(TRENTON) – Legislation Assembly Democrats John McKeon, Daniel Benson, James Kennedy and Gordon Johnson sponsored to explore ways to promote the use of “clean” vehicles in New Jersey received final legislative approval Monday and now heads to the governor’s desk.
The bill (A-3295) would establish the Clean Vehicle Task Force, whose 13 members would evaluate issues related to the promotion, development and use of clean vehicles in New Jersey. The body would submit a report with recommendations to the governor and the legislature within a year of organizing.
“Knowing that vehicle emissions are a major contributor to air pollution it’s critical that we find ways to get more vehicles with lower emissions on the road,” said McKeon (D-Essex/Morris). “This task force will help us find ways to protect the environment and advance our goal of slowing climate change. Now that the President has pulled us out of the Paris Accords, it’s all the more crucial that states help lead the way in combating climate change.”
“Consuming millions of barrels of oil per day in America simply isn’t sustainable, regardless of whether you approach it from an environmental perspective or an economic one,” said Benson (D-Mercer/Middlesex). “Discovering ways to rely less on oil and more on clean energy should be a priority. This task force can be a major part of that effort. It can help lead New Jersey in the right environmental direction when it comes to adopting and promoting cleaner vehicles.”

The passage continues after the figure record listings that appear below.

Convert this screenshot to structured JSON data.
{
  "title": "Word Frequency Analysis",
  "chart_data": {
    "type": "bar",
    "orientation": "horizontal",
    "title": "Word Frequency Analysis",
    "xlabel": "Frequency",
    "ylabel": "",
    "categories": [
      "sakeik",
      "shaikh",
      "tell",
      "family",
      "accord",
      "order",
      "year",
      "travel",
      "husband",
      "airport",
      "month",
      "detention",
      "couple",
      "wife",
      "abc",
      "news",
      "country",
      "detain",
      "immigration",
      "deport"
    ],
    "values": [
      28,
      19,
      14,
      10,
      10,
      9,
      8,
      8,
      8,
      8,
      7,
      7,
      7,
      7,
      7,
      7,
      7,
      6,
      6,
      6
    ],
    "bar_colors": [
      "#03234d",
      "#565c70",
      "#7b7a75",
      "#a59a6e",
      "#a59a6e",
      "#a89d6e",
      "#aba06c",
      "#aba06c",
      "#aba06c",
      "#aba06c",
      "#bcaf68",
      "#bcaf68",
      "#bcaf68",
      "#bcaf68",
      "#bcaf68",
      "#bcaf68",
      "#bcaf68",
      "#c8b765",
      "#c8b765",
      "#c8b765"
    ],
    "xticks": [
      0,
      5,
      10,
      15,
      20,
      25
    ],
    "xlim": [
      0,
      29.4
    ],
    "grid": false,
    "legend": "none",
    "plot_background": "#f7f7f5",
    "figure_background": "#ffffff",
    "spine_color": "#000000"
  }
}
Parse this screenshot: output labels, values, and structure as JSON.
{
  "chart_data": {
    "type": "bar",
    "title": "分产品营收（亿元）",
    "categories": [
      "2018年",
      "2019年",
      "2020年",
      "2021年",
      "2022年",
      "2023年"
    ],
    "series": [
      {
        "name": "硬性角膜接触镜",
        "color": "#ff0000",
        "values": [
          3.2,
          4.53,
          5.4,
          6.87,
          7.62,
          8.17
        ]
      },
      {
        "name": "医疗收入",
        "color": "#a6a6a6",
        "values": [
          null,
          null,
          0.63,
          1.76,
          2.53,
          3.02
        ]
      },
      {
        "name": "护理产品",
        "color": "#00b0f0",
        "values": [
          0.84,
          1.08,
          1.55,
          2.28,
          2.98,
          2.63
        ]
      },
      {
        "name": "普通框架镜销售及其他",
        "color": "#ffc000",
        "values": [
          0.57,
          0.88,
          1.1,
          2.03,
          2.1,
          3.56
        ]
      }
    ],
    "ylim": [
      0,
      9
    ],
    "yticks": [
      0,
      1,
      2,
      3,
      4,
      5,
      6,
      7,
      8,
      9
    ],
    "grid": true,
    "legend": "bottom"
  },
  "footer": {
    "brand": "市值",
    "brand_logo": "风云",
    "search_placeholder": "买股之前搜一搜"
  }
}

“It is clear that the effects of vehicle emissions have a tremendous and visible impact on the environment,” said Kennedy (D-Middlesex/Somerset/Union). “Setting up a task force to explore clean energy options for vehicles is the right step toward fulfilling our obligation to protect the environment for future generations.”
“Vehicle pollution not only affects the environment, but our health,” said Johnson (D-Bergen). “This task force can help lead us in a better direction by determining where we are and what more we need to do as a state to promote the use and development of clean vehicles.”
The legislation also clarifies that, as it has since 2009, the Department of Environmental Protection would be required to continue implementing the California Low Emission Vehicle Program and the California zero-emission vehicle requirements.
The bill was approved X by the Assembly and 34-0 by the Senate on Dec. 19, 2016.